Nearly 70 years of journalistic tradition in Utah closes at the end of this year with the dissolution of the joint operating agreement (JOA) between the Deseret News and the Salt Lake Tribune. Beginning Jan. 1, the two newspapers will be entirely on their own — to sink, survive or thrive in the new, ultra-competitive digital communications world.
While always competing vigorously in their news operations, the two newspapers have been partners in the advertising, production and distribution of both newspapers since 1952. That arrangement has allowed the Salt Lake City/Utah market to have two strong, competitive newspapers, a luxury few regional markets in the United States still enjoy.
A number of factors have contributed to the death of the JOA, but the biggest one has been the rise of digital news, delivered instantly over the Internet. With the printed editions of both newspapers in severe decline, much less need exists for a large production facility, massive printing presses, and hundreds of carriers to deliver the papers each morning.
As a former Deseret News editor, I spent many years working within the confines of the JOA, which was often quite constricting on the business side of the enterprise. The papers had some fairly bitter fights in past years and I have no nostalgia over the JOA being dissolved. Still, the JOA did allow both papers to be very profitable back in the heyday of newspapers.
With the termination of the JOA, the Tribune has already announced it will end its daily print product and instead publish a printed newspaper only once a week. The Deseret News has indicated it will announce its future publishing plans on Tuesday.
From a public policy perspective, the anti-trust exemption granted to newspapers to combine their advertising and production functions no longer makes sense. JOAs were allowed by federal law to create economies of scale so that two newspapers could survive in a market.
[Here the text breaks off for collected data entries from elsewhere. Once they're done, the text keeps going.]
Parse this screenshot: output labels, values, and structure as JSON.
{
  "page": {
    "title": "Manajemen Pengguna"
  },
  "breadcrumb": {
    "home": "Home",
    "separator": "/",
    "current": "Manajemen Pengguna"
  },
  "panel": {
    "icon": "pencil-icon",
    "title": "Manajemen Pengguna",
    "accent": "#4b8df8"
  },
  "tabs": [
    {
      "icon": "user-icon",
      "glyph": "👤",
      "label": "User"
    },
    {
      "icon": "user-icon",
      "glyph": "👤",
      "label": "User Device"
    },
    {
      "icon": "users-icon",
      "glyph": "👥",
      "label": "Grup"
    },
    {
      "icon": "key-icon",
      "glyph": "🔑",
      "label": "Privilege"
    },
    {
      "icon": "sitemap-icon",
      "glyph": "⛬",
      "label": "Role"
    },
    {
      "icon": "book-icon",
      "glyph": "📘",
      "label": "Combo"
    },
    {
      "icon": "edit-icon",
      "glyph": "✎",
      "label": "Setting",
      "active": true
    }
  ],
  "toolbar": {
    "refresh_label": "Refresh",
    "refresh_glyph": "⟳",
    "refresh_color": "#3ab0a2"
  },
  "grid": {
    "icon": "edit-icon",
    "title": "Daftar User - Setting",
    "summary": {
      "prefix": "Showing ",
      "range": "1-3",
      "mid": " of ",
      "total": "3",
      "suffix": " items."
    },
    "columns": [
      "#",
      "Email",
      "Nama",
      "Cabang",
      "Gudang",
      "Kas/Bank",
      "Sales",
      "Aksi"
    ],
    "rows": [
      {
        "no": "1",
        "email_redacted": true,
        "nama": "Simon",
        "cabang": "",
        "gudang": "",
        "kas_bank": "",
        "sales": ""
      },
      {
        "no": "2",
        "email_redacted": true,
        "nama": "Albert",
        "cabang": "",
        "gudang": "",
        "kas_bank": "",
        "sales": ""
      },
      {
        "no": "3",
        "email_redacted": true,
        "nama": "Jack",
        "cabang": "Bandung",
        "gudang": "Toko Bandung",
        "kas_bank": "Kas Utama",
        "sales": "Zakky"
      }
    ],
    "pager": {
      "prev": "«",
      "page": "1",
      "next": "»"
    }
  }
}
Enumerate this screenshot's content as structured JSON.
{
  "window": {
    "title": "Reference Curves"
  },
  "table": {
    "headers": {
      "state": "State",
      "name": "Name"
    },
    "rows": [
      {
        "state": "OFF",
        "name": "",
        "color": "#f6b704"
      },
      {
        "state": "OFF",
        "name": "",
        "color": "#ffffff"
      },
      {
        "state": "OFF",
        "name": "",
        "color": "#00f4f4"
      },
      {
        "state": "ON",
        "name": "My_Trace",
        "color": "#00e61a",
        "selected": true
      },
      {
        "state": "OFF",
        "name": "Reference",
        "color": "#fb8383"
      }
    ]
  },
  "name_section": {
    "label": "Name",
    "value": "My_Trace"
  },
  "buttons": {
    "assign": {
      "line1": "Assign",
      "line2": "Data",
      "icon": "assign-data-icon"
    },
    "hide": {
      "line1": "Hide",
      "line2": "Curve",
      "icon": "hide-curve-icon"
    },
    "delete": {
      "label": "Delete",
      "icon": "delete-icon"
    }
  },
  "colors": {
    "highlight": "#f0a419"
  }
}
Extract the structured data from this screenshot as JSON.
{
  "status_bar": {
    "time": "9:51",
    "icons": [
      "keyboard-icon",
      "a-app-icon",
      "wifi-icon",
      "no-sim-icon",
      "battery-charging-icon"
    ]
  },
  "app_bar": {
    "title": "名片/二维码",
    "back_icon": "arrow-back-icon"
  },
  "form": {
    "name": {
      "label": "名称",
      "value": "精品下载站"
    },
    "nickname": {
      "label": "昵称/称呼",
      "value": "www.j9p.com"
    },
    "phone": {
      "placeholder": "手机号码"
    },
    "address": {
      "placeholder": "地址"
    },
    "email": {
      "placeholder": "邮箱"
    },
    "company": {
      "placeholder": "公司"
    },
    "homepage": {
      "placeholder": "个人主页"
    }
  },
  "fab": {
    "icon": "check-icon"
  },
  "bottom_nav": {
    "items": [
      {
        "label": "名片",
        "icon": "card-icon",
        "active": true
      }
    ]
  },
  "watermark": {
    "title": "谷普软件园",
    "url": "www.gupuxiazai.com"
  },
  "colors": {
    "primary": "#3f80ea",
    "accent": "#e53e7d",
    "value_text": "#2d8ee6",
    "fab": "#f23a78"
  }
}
But with the Internet and digital communications technologies disrupting the news industry, and the number of on-line news organizations proliferating, there is no longer a danger of one newspaper exerting monopolistic control of news and advertising in any particular market.
The Tribune and Deseret News enter this new era with very different operating models. The Tribune is now a tax-exempt, nonprofit organization. It will sell advertising and subscriptions, but will also depend on charitable donations and philanthropic gifts.
The Deseret News is part of a portfolio of for-profit media enterprises operated by Deseret Management Corporation, which is owned by The Church of Jesus Christ of Latter-day Saints. With its TV, radio and digital partners, it enjoys economies of scale in advertising, and in the gathering and distribution of news and information via its various channels and its combined newsroom.
The two newspapers will now mostly compete on-line, with their respective web sites and a variety of newsletters, all amplified on social media. Both newspapers will chase breaking news, but will especially emphasize in-depth coverage of important topics. The Deseret News in recent years has broadened its reach beyond Utah, covering national and international news topics in the context of faith, family and wholesome values.
With the end of the JOA, we can expect continued strong competition between the two news operations, which will be healthy for Utah. Their significantly different editorial voices also give Utahns a distinct choice.
Personally, I wish both papers well. Having two solid news organizations in the state is another demonstration of the vibrancy of Utah.